动手学深度学习-TF2.0（读书笔记）专栏收录该内容

45 篇文章 13 订阅

订阅专栏

4. 锚框

目标检测算法通常会在输入图像中采样大量的区域，然后判断这些区域中是否包含感兴趣的目标，并调整区域边缘从而更准确地预测目标的真实边界框（ground-truth bounding box）。

不同的模型使用的区域采样方法可能不同。这里介绍其中的一种：
它以每个像素为中心生成多个大小和宽高比（aspect ratio）不同的边界框。这些边界框被称为锚框（anchor box）。

4.1 生成多个锚框

假设输入图像高为h、宽为w，分别以图像的每个像素为中心生成不同形状的锚框。
设大小为 s∈(0,1] 且宽高比为 r>0 ，则锚框的宽和高分别为 $ws\sqrt r$ 和 $hs/\sqrt r$ 。
当中心位置给定时，已知宽和高的锚框是确定的。

分别设定一组大小 $s_1,…,s_n$ 和一组宽高比 $r_1,…,r_m$ 。
如果以每个像素为中心时使用所有的大小与宽高比的组合，输入图像将一共得到 $w h n m$ 个锚框。

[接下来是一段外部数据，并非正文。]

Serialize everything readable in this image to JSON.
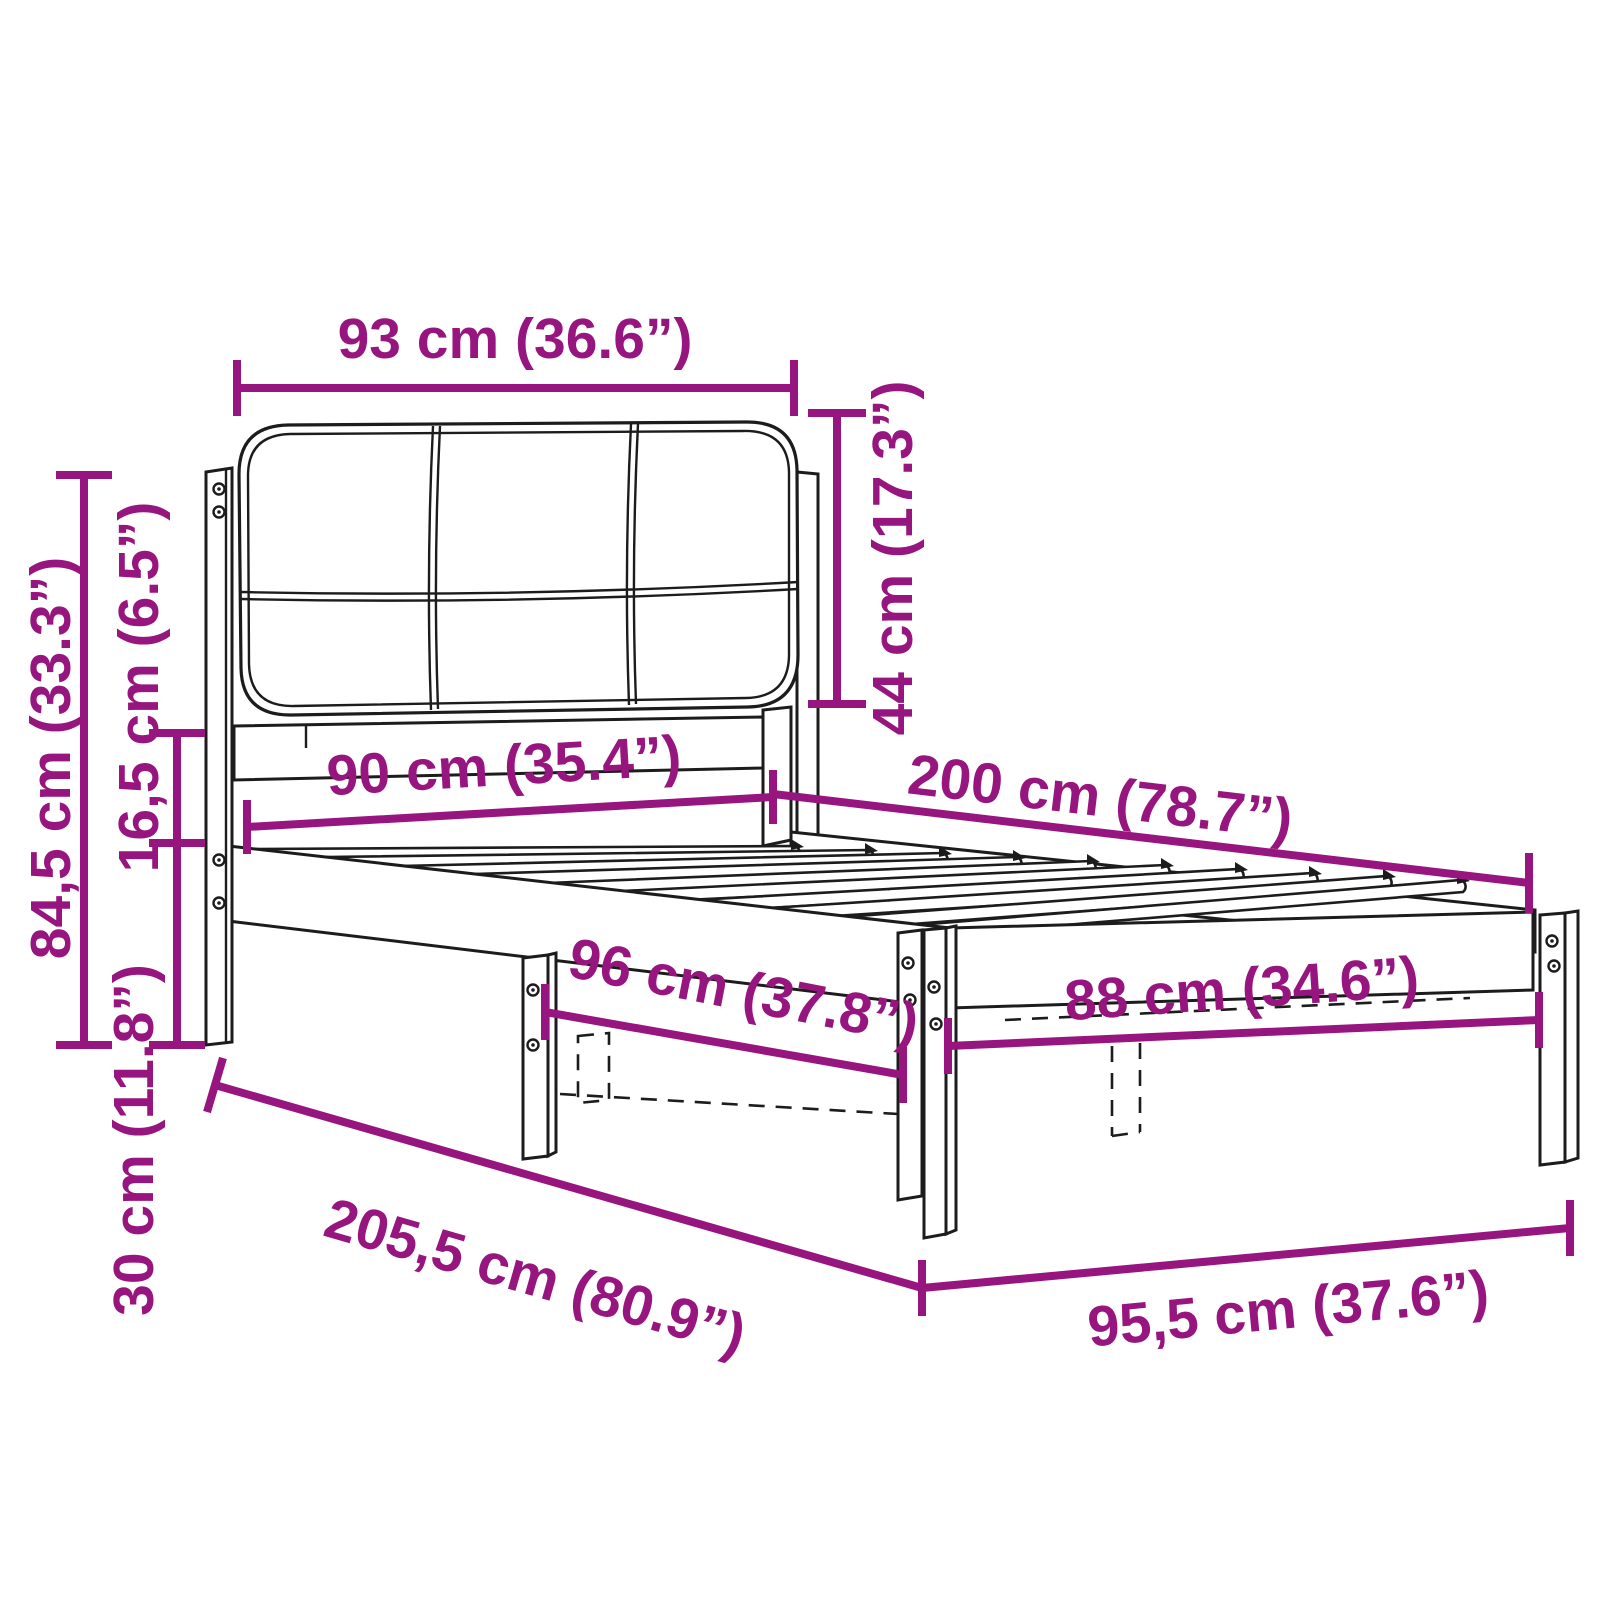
{
  "diagram": {
    "kind": "furniture-dimension-diagram",
    "subject": "single bed frame with upholstered headboard and slatted base",
    "colors": {
      "dimension": "#97157E",
      "outline": "#1C1C1C",
      "background": "#FFFFFF"
    },
    "dimensions": [
      {
        "id": "headboard-width",
        "label": "93 cm (36.6”)"
      },
      {
        "id": "headboard-height",
        "label": "44 cm (17.3”)"
      },
      {
        "id": "total-height",
        "label": "84,5 cm (33.3”)"
      },
      {
        "id": "headboard-frame-gap",
        "label": "16,5 cm (6.5”)"
      },
      {
        "id": "base-height",
        "label": "30 cm (11.8”)"
      },
      {
        "id": "bed-width",
        "label": "90 cm (35.4”)"
      },
      {
        "id": "bed-length",
        "label": "200 cm (78.7”)"
      },
      {
        "id": "side-outer-width",
        "label": "96 cm (37.8”)"
      },
      {
        "id": "foot-inner-width",
        "label": "88 cm (34.6”)"
      },
      {
        "id": "total-length",
        "label": "205,5 cm (80.9”)"
      },
      {
        "id": "total-width",
        "label": "95,5 cm (37.6”)"
      }
    ]
  }
}
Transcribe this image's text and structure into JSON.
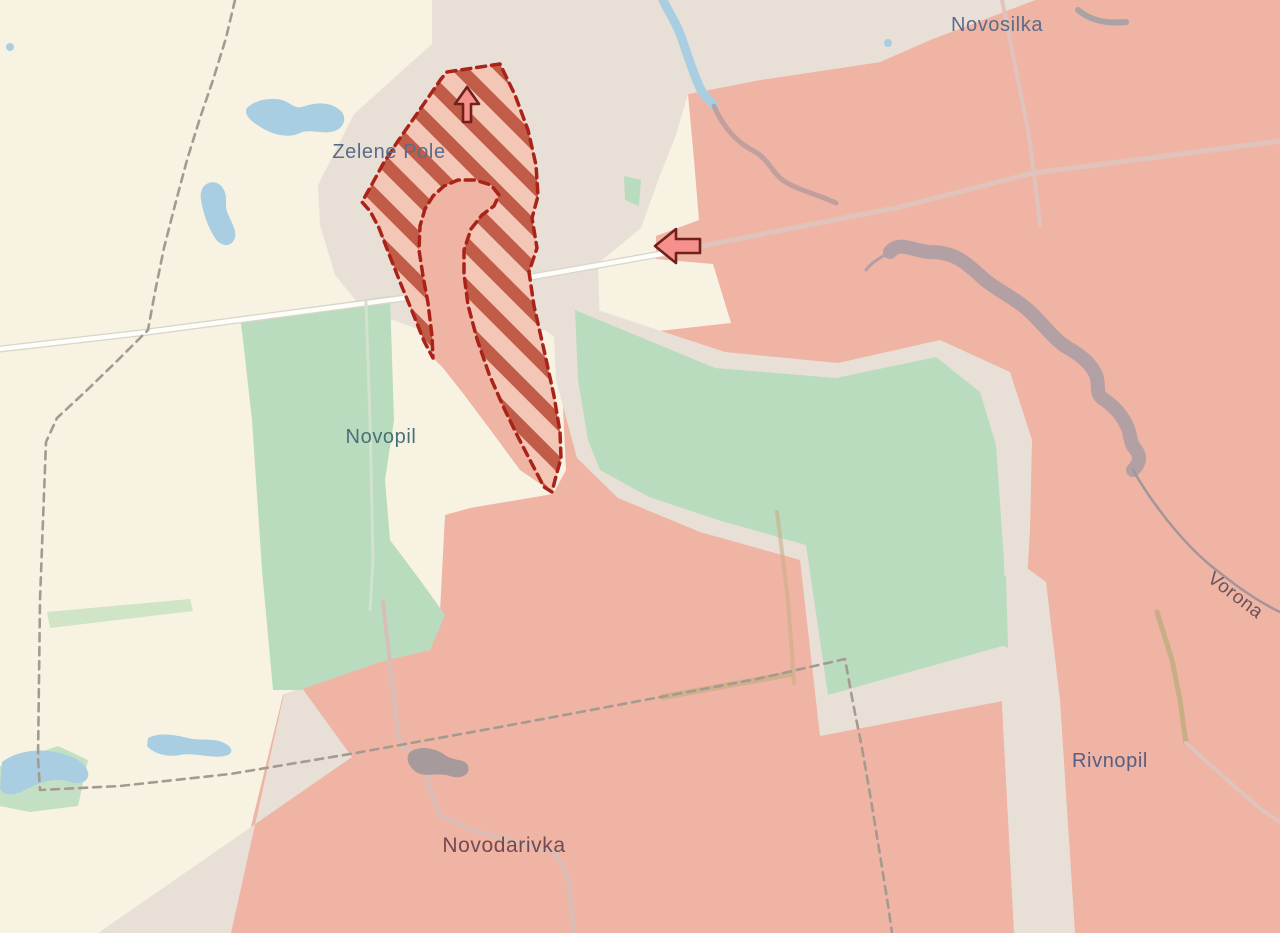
{
  "map": {
    "type": "frontline-war-map",
    "labels": {
      "novosilka": {
        "text": "Novosilka",
        "color": "#5c6b88"
      },
      "zelene_pole": {
        "text": "Zelene Pole",
        "color": "#5a6b89"
      },
      "novopil": {
        "text": "Novopil",
        "color": "#497079"
      },
      "novodarivka": {
        "text": "Novodarivka",
        "color": "#734a50"
      },
      "rivnopil": {
        "text": "Rivnopil",
        "color": "#565e83"
      },
      "river_vorona": {
        "text": "Vorona",
        "color": "#6a545c"
      }
    },
    "zones": {
      "occupied_name": "occupied-area",
      "contested_name": "contested-hatched-area",
      "liberated_pocket_name": "pocket-salient"
    },
    "markers": [
      {
        "icon": "advance-arrow-up-icon",
        "direction": "up"
      },
      {
        "icon": "advance-arrow-left-icon",
        "direction": "left"
      }
    ],
    "colors": {
      "terrain_cream": "#f8f2e2",
      "settlement_taupe": "#e8e0d7",
      "field_green": "#b9dcbe",
      "field_green_light": "#cfe5c6",
      "occupied": "#efb4a4",
      "contested_fill": "#f3c6b6",
      "contested_stripe": "#c15c48",
      "contested_border": "#aa2318",
      "water_blue": "#a9cee1",
      "river_gray": "#b2a0a4",
      "road_white": "#fdfdfa",
      "road_pink": "#e2c3bc",
      "road_tan": "#c9ad86",
      "admin_dash_gray": "#a59a90",
      "arrow_fill": "#f6908d",
      "arrow_stroke": "#6f211a"
    }
  }
}
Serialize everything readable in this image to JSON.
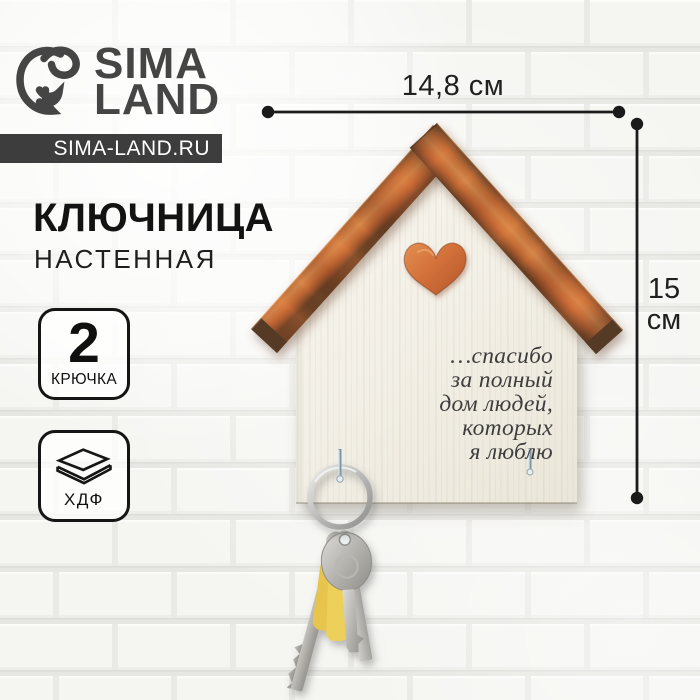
{
  "brand": {
    "name_line1": "SIMA",
    "name_line2": "LAND",
    "website": "SIMA-LAND.RU",
    "logo_icon": "sima-land-bird-icon",
    "brand_color": "#454545",
    "bar_color": "#3d3d3d"
  },
  "product": {
    "title": "КЛЮЧНИЦА",
    "subtitle": "НАСТЕННАЯ",
    "quote_lines": [
      "…спасибо",
      "за полный",
      "дом людей,",
      "которых",
      "я люблю"
    ]
  },
  "badges": {
    "hooks": {
      "value": "2",
      "label": "КРЮЧКА"
    },
    "material": {
      "label": "ХДФ",
      "icon": "layered-boards-icon"
    }
  },
  "dimensions": {
    "width": "14,8 см",
    "height_value": "15",
    "height_unit": "см"
  },
  "colors": {
    "roof": "#c9743c",
    "board": "#f3f0e7",
    "heart": "#d4713a",
    "dimension_lines": "#1c1c1c",
    "keys_metal": "#b9b7b2",
    "keys_plastic": "#e7c54e"
  }
}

虽然这些锚框可能覆盖了所有的真实边界框，但计算复杂度容易过高。
因此，通常只对包含 $s_1$ 或 $r_1$ 的大小与宽高比的组合感兴趣，即：

$s_1,r_1),(s_1,r_2),…,(s_1,r_m),(s_2,r_1),(s_3,r_1),…,(s_n,r_1)$

也就是说，以相同像素为中心的锚框的数量为 $n + m - 1$ 。
对于整个输入图像，将一共生成 $w h (n + m - 1)$ 个锚框。

以上生成锚框的方法，在MultiBoxPrior函数中得以实现。
指定输入、一组大小和一组宽高比，该函数将返回输入的所有锚框：

h, w = img.shape[0], img.shape[1]
print(h, w)

561 728

def MultiBoxPrior(feature_map, sizes=[0.75, 0.5, 0.25], ratios=[1, 2, 0.5]):
    """
    # anchor表示成(xmin, ymin, xmax, ymax).
    https://zh.d2l.ai/chapter_computer-vision/anchor.html
    Args:
        feature_map: torch tensor, Shape: [N, C, H, W].
        sizes: List of sizes (0~1) of generated MultiBoxPriores. 
        ratios: List of aspect ratios (non-negative) of generated MultiBoxPriores. 
    Returns:
        anchors of shape (1, num_anchors, 4). 由于batch里每个都一样, 所以第一维为1
    """
    pairs = [] # pair of (size, sqrt(ratio))
    for r in ratios:
        pairs.append([sizes[0], np.sqrt(r)])
    for s in sizes[1:]:
        pairs.append([s, np.sqrt(ratios[0])])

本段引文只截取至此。